Butcher, an Evangelical Christian and an ordained minister, argued that the biometric scan would tag him with the biblical ‘mark of the beast’ and condemn him to eternal punishment. This is a reference to the thirteenth chapter of the Book of Revelation in the New Testament of the Christian Bible, which concerns a ‘beast coming out of the earth’ who causes people ‘to receive a mark in their right hand, or in their foreheads’. This beast is usually identified as the antichrist and its mark believed to be the symbol of opposition to God.
A federal court jury unanimously found that Butcher had been unlawfully discriminated against because of his religion and awarded him $586,860 in lost wages and benefits and compensatory damages. The United States Supreme Court declined to review the case after the employer requested an appeal.
Such a finding is not limited to the United States and could foreseeably arise in Australia. Some anti-discrimination legislation – such as the ‘General Protections’ provisions within the Fair Work Act 2009 (Cth) (FW Act) and some state based anti-discrimination legislation (for example, the Equal Opportunity Act 1984 (WA)) – makes it unlawful to discriminate on the basis of a number of protected attributes, including religion. Discrimination on the basis of religion alone is currently not unlawful under federal anti-discrimination law, however the Coalition Government has committed to new religious anti-discrimination laws, which are (at the time of writing) being prepared.
Corrs have advised a range of clients on similar biometric systems, where employees have raised discrimination complaints on the grounds of religious belief, and have cited a concern over “the mark of the beast”.

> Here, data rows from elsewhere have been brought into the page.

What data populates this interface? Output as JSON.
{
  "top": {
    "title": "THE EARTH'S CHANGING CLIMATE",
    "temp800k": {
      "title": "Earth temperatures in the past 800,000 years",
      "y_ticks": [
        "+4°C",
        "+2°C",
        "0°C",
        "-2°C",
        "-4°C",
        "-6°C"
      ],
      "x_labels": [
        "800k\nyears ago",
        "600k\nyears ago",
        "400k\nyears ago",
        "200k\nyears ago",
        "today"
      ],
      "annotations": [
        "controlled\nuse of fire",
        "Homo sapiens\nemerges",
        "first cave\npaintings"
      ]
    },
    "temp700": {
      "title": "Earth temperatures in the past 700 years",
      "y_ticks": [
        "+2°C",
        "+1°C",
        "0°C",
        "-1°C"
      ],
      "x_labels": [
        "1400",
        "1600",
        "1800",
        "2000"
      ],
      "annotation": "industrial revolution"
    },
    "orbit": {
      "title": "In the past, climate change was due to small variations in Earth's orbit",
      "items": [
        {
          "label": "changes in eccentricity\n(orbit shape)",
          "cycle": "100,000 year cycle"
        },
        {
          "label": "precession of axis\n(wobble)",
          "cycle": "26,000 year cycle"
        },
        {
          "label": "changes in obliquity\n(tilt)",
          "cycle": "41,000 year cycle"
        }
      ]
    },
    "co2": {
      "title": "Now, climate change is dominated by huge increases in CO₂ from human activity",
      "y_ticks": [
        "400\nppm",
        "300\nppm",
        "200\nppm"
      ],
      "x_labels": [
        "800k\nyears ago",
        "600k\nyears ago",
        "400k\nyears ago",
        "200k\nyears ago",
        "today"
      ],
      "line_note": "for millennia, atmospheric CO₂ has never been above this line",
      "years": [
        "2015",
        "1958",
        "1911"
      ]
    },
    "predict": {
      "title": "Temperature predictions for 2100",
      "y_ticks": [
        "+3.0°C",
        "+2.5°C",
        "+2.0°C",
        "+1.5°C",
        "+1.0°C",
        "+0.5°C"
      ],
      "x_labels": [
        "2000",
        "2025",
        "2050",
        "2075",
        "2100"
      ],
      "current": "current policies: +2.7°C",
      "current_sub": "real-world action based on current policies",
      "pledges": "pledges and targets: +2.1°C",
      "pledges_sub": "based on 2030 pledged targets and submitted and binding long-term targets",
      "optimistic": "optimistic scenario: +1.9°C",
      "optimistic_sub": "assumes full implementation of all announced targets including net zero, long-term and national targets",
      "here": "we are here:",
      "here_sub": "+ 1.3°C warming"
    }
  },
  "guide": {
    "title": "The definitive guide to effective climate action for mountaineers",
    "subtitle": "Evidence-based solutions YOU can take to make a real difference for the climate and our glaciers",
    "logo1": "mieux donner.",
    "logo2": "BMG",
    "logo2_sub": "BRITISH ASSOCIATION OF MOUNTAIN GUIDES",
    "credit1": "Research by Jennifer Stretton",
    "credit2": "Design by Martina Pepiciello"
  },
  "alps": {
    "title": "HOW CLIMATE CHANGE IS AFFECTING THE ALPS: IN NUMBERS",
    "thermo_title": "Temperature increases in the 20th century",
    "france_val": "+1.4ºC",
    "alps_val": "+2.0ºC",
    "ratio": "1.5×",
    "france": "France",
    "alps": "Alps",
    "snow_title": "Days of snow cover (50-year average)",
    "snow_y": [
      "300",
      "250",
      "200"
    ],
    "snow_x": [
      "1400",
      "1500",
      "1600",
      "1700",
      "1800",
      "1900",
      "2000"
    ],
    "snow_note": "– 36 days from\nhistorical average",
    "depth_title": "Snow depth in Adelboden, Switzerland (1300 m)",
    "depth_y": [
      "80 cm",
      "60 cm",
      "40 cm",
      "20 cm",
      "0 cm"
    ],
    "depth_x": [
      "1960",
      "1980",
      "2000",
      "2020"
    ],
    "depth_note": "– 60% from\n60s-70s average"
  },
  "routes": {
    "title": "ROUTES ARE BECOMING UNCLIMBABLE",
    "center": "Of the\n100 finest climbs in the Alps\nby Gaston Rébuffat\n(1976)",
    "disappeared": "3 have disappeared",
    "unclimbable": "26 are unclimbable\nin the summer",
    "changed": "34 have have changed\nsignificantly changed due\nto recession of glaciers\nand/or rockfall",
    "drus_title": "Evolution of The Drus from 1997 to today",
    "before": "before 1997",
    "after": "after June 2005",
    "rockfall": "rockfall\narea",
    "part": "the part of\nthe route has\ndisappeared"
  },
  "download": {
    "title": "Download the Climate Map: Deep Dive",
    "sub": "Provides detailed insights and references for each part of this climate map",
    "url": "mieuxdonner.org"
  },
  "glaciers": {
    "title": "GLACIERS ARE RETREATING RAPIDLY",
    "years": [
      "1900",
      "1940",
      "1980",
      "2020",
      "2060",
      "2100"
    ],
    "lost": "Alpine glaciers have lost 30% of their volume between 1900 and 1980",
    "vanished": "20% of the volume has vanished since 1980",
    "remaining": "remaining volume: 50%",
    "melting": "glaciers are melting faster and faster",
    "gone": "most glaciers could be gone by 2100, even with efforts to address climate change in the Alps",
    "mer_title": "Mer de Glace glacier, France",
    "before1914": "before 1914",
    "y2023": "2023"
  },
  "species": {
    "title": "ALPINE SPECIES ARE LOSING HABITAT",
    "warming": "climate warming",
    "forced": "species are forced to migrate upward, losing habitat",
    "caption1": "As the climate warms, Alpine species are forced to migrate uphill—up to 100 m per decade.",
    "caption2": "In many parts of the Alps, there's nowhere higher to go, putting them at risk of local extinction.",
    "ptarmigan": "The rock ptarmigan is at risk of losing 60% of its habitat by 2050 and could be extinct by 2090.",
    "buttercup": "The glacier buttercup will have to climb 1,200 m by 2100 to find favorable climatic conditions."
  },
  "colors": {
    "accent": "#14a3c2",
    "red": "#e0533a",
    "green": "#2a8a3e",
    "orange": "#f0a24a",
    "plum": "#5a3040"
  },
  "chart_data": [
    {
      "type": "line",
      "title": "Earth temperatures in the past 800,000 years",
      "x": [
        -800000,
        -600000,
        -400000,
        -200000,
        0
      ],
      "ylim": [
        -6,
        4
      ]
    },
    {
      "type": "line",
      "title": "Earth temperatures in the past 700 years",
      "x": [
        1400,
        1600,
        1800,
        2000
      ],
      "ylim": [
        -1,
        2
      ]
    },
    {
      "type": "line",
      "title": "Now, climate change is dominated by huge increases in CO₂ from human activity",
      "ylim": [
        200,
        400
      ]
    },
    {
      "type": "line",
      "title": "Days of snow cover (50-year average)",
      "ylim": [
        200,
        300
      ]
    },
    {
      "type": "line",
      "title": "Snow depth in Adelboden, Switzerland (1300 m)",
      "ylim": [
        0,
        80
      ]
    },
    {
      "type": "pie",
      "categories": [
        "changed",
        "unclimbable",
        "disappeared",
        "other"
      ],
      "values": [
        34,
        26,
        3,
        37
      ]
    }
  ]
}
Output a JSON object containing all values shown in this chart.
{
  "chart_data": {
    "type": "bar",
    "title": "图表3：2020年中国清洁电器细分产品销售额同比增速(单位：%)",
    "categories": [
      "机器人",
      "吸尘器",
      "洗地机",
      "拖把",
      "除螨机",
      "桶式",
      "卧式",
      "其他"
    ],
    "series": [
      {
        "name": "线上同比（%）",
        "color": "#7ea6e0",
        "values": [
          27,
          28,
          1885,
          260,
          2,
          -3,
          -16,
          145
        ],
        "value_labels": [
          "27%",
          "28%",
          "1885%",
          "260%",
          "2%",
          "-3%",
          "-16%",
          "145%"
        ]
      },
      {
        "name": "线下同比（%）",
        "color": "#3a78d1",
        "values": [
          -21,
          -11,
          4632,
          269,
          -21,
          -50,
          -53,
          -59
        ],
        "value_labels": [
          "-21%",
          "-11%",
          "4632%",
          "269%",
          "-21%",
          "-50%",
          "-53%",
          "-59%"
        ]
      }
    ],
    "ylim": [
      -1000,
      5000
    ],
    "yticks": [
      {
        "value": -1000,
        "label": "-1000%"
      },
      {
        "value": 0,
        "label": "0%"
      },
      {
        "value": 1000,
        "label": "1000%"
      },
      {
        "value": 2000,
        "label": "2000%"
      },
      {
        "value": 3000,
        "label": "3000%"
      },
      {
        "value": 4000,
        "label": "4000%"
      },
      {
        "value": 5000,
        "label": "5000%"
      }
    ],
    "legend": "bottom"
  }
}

With new and emerging forms of technology increasingly being utilised in workplaces, employers need to consider the potential implications and take steps to minimise the risks that can emerge when implementing such technology in the workplace.
To avoid potential legal issues, employers should:
Employers who are ‘APP entities’ for the purposes of the Privacy Act should also incorporate well-drafted privacy policies that make clear what, how and when employee personal information may be obtained and used.
The implementation and use of biometric technology can raise a number of legal issues, including privacy, discrimination and adverse action issues. Employers need to consider these potential claims when making decisions of this sort. While there may be a practical administrative burden to accommodate employees’ concerns, it is advisable to take extra measures to accommodate employees, where reasonable and possible, to reduce the risk of future claims.